12 
           

Heldinnen

von Reinhold Robbe

Foto: © Norman Plaster
Mein letzter Truppenbesuch in den Vereinigten Staaten führte mich zu den deutschen Soldatinnen und Soldaten nach Fort Bliss und Holloman. Zuvor hatte ich schon das Führungskommando in Washington besucht und war in der amerikanischen Hauptstadt auch mit der Leitung des großen Militär-Krankenhauses „Walter Reed Army Medical Center“ zusammengetroffen. Hier wollte ich mich über aktuelle Behandlungs- und Forschungsergebnisse sowie Möglichkeiten der deutsch-amerikanischen Kooperation im Zusammenhang mit Posttraumatischen Belastungsstörungen informieren lassen.

Den für mich sehr konstruktiven Gesprächen mit den Spezialisten folgte ein Rundgang durch die Rehabilitationsabteilung der Klinik. In den Behandlungsräumen und auf den Fluren begegnete ich vielen schwer verwundeten Soldaten in Rollstühlen. Vielen fehlten Gliedmaßen, fast alle waren sichtlich gezeichnet von dem, was sie im Irak- oder Afghanistan-Einsatz erlebt hatten.
In einem Aufenthaltsraum fiel mir eine freundliche ältere Dame im Arztkittel auf, die sich um die dort wartenden verwundeten Soldaten kümmerte. Sie begrüßte jeden, drückte liebevoll die Hände, fragte nach dem Befinden und ob sie irgendwas tun könne. Ich erkundigte mich beim Klinikleiter nach dem Hintergrund dieser alten Dame. „Ach“, sagte er, „das ist unsere Liesa, die gute Seele des Hauses!“ Nein, Liesa sei weder Ärztin noch Krankenschwester. Sie sei bereits über achtzig und seit vielen Jahren ehrenamtlich tätig, wurde mir berichtet. Liesa habe für jeden Soldaten ein aufmunterndes Wort und kümmere sich in geradezu rührender Weise um die Verwundeten. Für die Soldaten sei sie so etwas wie eine treusorgende Mutter. Liesa sei eine wahre Heldin, sagte der Klinikchef.

Szenenwechsel

Einweihungsfeier des Ehrenmals der Bundeswehr Anfang September. Viele Gäste waren gekommen. Der Bundespräsident und der Vater eines gefallenen Bundeswehrangehörigen sprachen den Zuhörern und insbesondere den Hinterbliebenen von gefallenen und verunglückten Soldaten aus dem Herzen. Anschließend lud Verteidigungsminister Franz Josef Jung zum Empfang.

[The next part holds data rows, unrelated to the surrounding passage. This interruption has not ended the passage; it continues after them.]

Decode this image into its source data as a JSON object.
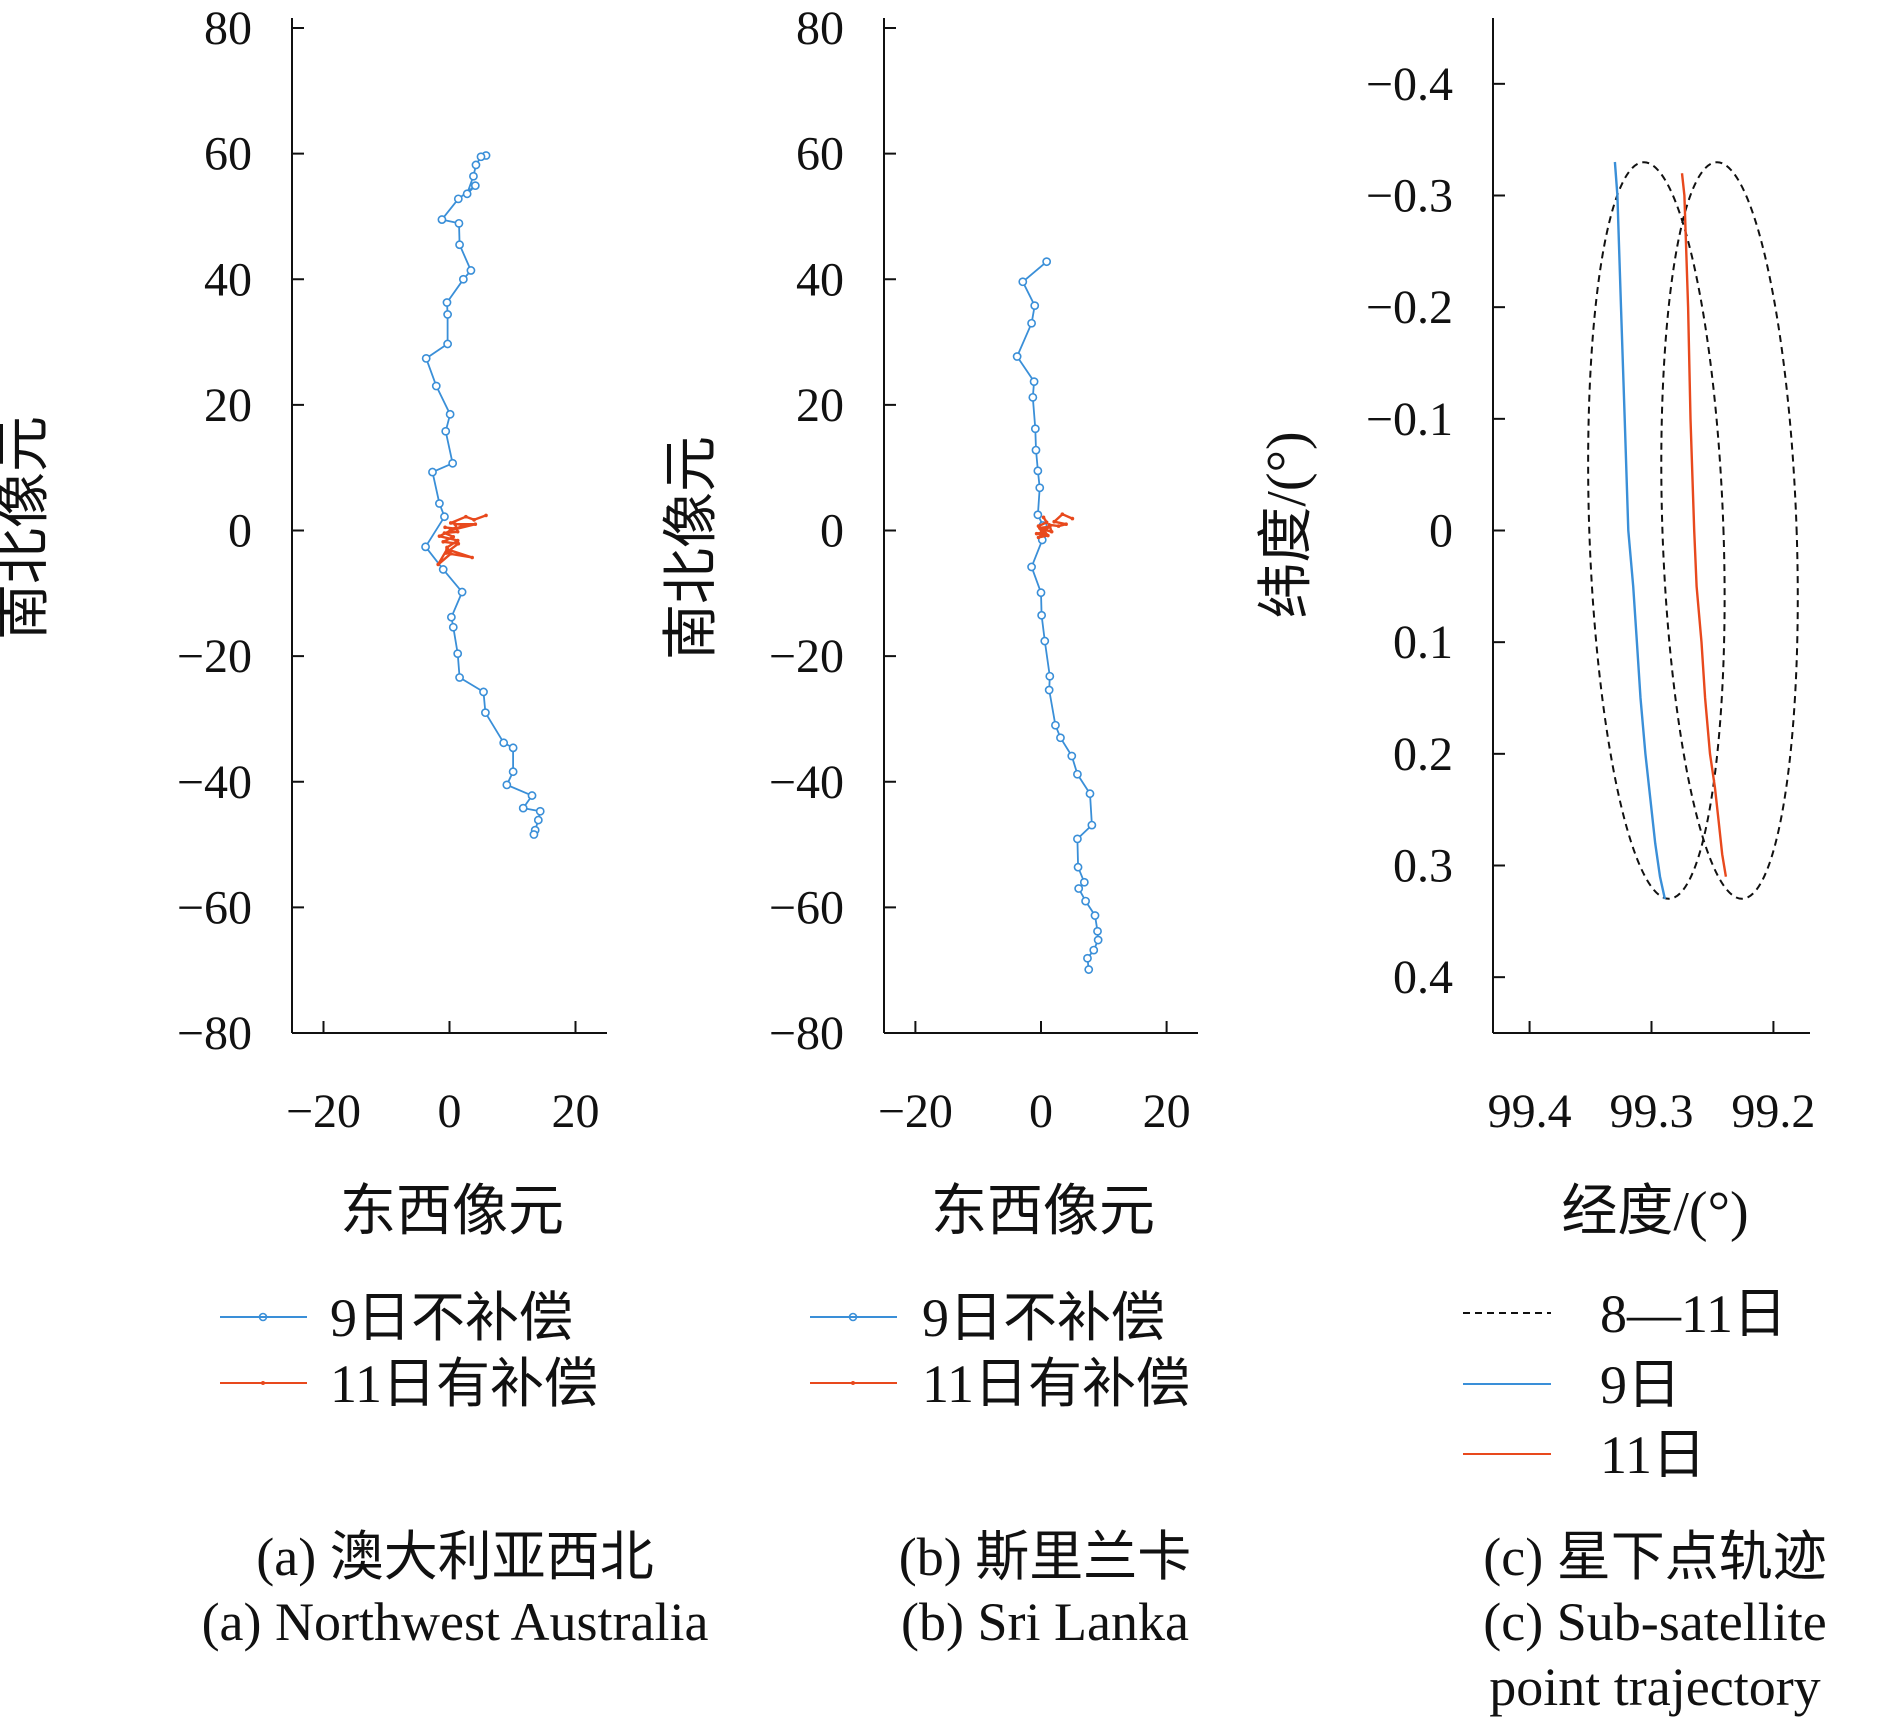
{
  "colors": {
    "blue": "#3a8fd8",
    "red": "#e8491d",
    "black": "#111111"
  },
  "chart_data": [
    {
      "id": "a",
      "type": "line",
      "xlabel": "东西像元",
      "ylabel": "南北像元",
      "xlim": [
        -25,
        25
      ],
      "ylim": [
        -80,
        80
      ],
      "xticks": [
        -20,
        0,
        20
      ],
      "yticks": [
        80,
        60,
        40,
        20,
        0,
        -20,
        -40,
        -60,
        -80
      ],
      "xtick_labels": [
        "−20",
        "0",
        "20"
      ],
      "ytick_labels": [
        "80",
        "60",
        "40",
        "20",
        "0",
        "−20",
        "−40",
        "−60",
        "−80"
      ],
      "legend": [
        "9日不补偿",
        "11日有补偿"
      ],
      "caption_cn": "(a) 澳大利亚西北",
      "caption_en": "(a) Northwest Australia",
      "series": [
        {
          "name": "9日不补偿",
          "color": "blue",
          "marker": "circle",
          "x": [
            5.8,
            5.0,
            4.2,
            3.8,
            2.8,
            4.1,
            1.4,
            -1.2,
            1.5,
            1.6,
            3.4,
            2.2,
            -0.4,
            -0.3,
            -0.3,
            -3.7,
            -2.1,
            0.1,
            -0.6,
            0.5,
            -2.7,
            -1.6,
            -0.8,
            -3.8,
            -1.0,
            2.0,
            0.3,
            0.6,
            1.3,
            1.6,
            5.4,
            5.7,
            8.6,
            10.1,
            10.1,
            9.1,
            13.1,
            11.7,
            14.4,
            14.1,
            13.6,
            13.4
          ],
          "y": [
            59.7,
            59.5,
            58.2,
            56.4,
            53.6,
            54.9,
            52.8,
            49.5,
            48.9,
            45.5,
            41.4,
            40.0,
            36.3,
            34.4,
            29.7,
            27.4,
            23.0,
            18.5,
            15.8,
            10.7,
            9.3,
            4.3,
            2.2,
            -2.6,
            -6.2,
            -9.8,
            -13.8,
            -15.4,
            -19.6,
            -23.4,
            -25.7,
            -29.0,
            -33.8,
            -34.6,
            -38.4,
            -40.5,
            -42.2,
            -44.2,
            -44.7,
            -46.1,
            -47.7,
            -48.4
          ]
        },
        {
          "name": "11日有补偿",
          "color": "red",
          "marker": "dot",
          "x": [
            5.8,
            3.9,
            2.6,
            0.2,
            2.4,
            0.1,
            4.1,
            0.9,
            1.3,
            -0.8,
            0.6,
            -1.0,
            1.4,
            -0.6,
            3.6,
            -0.4,
            -1.8,
            0.2,
            -0.4,
            1.3,
            -1.6,
            0.8,
            -0.7
          ],
          "y": [
            2.4,
            1.7,
            2.2,
            1.2,
            0.8,
            0.0,
            1.0,
            1.0,
            -0.2,
            -0.4,
            -1.0,
            -1.8,
            -2.1,
            -3.6,
            -4.3,
            -3.0,
            -5.4,
            -3.7,
            -2.7,
            -1.6,
            -0.9,
            0.3,
            0.5
          ]
        }
      ]
    },
    {
      "id": "b",
      "type": "line",
      "xlabel": "东西像元",
      "ylabel": "南北像元",
      "xlim": [
        -25,
        25
      ],
      "ylim": [
        -80,
        80
      ],
      "xticks": [
        -20,
        0,
        20
      ],
      "yticks": [
        80,
        60,
        40,
        20,
        0,
        -20,
        -40,
        -60,
        -80
      ],
      "xtick_labels": [
        "−20",
        "0",
        "20"
      ],
      "ytick_labels": [
        "80",
        "60",
        "40",
        "20",
        "0",
        "−20",
        "−40",
        "−60",
        "−80"
      ],
      "legend": [
        "9日不补偿",
        "11日有补偿"
      ],
      "caption_cn": "(b) 斯里兰卡",
      "caption_en": "(b) Sri Lanka",
      "series": [
        {
          "name": "9日不补偿",
          "color": "blue",
          "marker": "circle",
          "x": [
            0.9,
            -2.9,
            -1.0,
            -1.5,
            -3.8,
            -1.1,
            -1.3,
            -0.9,
            -0.8,
            -0.5,
            -0.2,
            -0.5,
            0.3,
            0.2,
            -1.5,
            0.0,
            0.1,
            0.6,
            1.4,
            1.3,
            2.3,
            3.1,
            4.9,
            5.8,
            7.8,
            8.1,
            5.8,
            5.9,
            6.9,
            6.0,
            7.1,
            8.6,
            9.0,
            9.1,
            8.4,
            7.4,
            7.6
          ],
          "y": [
            42.8,
            39.6,
            35.8,
            33.0,
            27.7,
            23.7,
            21.2,
            16.2,
            12.8,
            9.5,
            6.8,
            2.5,
            0.8,
            -1.5,
            -5.8,
            -9.9,
            -13.5,
            -17.6,
            -23.2,
            -25.4,
            -31.0,
            -33.0,
            -35.9,
            -38.8,
            -41.9,
            -46.9,
            -49.1,
            -53.6,
            -56.0,
            -57.0,
            -59.0,
            -61.3,
            -63.8,
            -65.2,
            -66.8,
            -68.1,
            -69.9
          ]
        },
        {
          "name": "11日有补偿",
          "color": "red",
          "marker": "dot",
          "x": [
            5.0,
            3.4,
            2.1,
            4.0,
            2.8,
            1.3,
            1.7,
            0.3,
            1.1,
            -0.4,
            0.6,
            -0.7,
            0.8,
            -0.2,
            1.4,
            0.1,
            -0.4,
            0.9,
            0.4
          ],
          "y": [
            1.9,
            2.6,
            1.4,
            1.0,
            0.7,
            0.9,
            -0.2,
            0.2,
            -0.8,
            -1.1,
            -0.3,
            -0.5,
            -0.7,
            0.4,
            0.6,
            -0.2,
            0.7,
            1.3,
            2.1
          ]
        }
      ]
    },
    {
      "id": "c",
      "type": "line",
      "xlabel": "经度/(°)",
      "ylabel": "纬度/(°)",
      "xlim": [
        99.43,
        99.17
      ],
      "ylim": [
        -0.45,
        0.45
      ],
      "xticks": [
        99.4,
        99.3,
        99.2
      ],
      "yticks": [
        -0.4,
        -0.3,
        -0.2,
        -0.1,
        0,
        0.1,
        0.2,
        0.3,
        0.4
      ],
      "xtick_labels": [
        "99.4",
        "99.3",
        "99.2"
      ],
      "ytick_labels": [
        "−0.4",
        "−0.3",
        "−0.2",
        "−0.1",
        "0",
        "0.1",
        "0.2",
        "0.3",
        "0.4"
      ],
      "legend": [
        "8—11日",
        "9日",
        "11日"
      ],
      "caption_cn": "(c) 星下点轨迹",
      "caption_en_line1": "(c) Sub-satellite",
      "caption_en_line2": "point trajectory",
      "ellipses": [
        {
          "name": "8—11日",
          "center_lon": 99.296,
          "center_lat": 0.0,
          "lon_halfwidth": 0.055,
          "lat_halfheight": 0.33
        },
        {
          "name": "8—11日",
          "center_lon": 99.236,
          "center_lat": 0.0,
          "lon_halfwidth": 0.055,
          "lat_halfheight": 0.33
        }
      ],
      "series": [
        {
          "name": "9日",
          "color": "blue",
          "lon": [
            99.33,
            99.328,
            99.325,
            99.322,
            99.319,
            99.315,
            99.312,
            99.309,
            99.305,
            99.301,
            99.297,
            99.293,
            99.289
          ],
          "lat": [
            -0.33,
            -0.3,
            -0.2,
            -0.1,
            0.0,
            0.05,
            0.1,
            0.15,
            0.2,
            0.24,
            0.28,
            0.31,
            0.33
          ]
        },
        {
          "name": "11日",
          "color": "red",
          "lon": [
            99.275,
            99.273,
            99.27,
            99.268,
            99.265,
            99.263,
            99.259,
            99.256,
            99.252,
            99.248,
            99.245,
            99.242,
            99.239
          ],
          "lat": [
            -0.32,
            -0.3,
            -0.2,
            -0.1,
            0.0,
            0.05,
            0.1,
            0.15,
            0.2,
            0.23,
            0.26,
            0.29,
            0.31
          ]
        }
      ]
    }
  ]
}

Bereits im Eingangsbereich des Saales traf ich auf Ina Schlotterhose und Marlies Böken. Die beiden Frauen hatte ich vor einiger Zeit bei einem Treffen von Hinterbliebenen in meinem Amt kennengelernt. Ina Schlotterhose verlor ihren Ehemann bei einem Anschlag in Afghanistan und hat gemeinsam mit anderen Hinterbliebenen eine Selbsthilfegruppe für Angehörige von getöteten Soldaten gegründet. Voller Stolz berichtete sie mir von ihrem gerade fertig gestellten Internet-Auftritt www.du-bist-nicht-allein.net.

Marlies Böken sitzt im Rollstuhl und erholt sich derzeit von einem schweren Verkehrsunfall. Sie ist die Mutter von Jenny Böken, die vor einem Jahr auf dem Segelschulschiff „Gorch Fock“ tödlich verunglückte. Auch für Marlies Böken war dieser furchtbare Verlust ein Anlass, sich um andere zu kümmern.

Sie gründete die „Jenny-Böken-Stiftung“ www.jenny-boeken-stiftung.de) und stellte hierfür die ausgezahlte Lebensversicherung als Grundstock zur Verfügung.

Die drei Frauen, von denen ich hier berichte, sind bewundernswerte Menschen – und es sind drei bemerkenswerte Beispiele für praktizierte Nächstenliebe.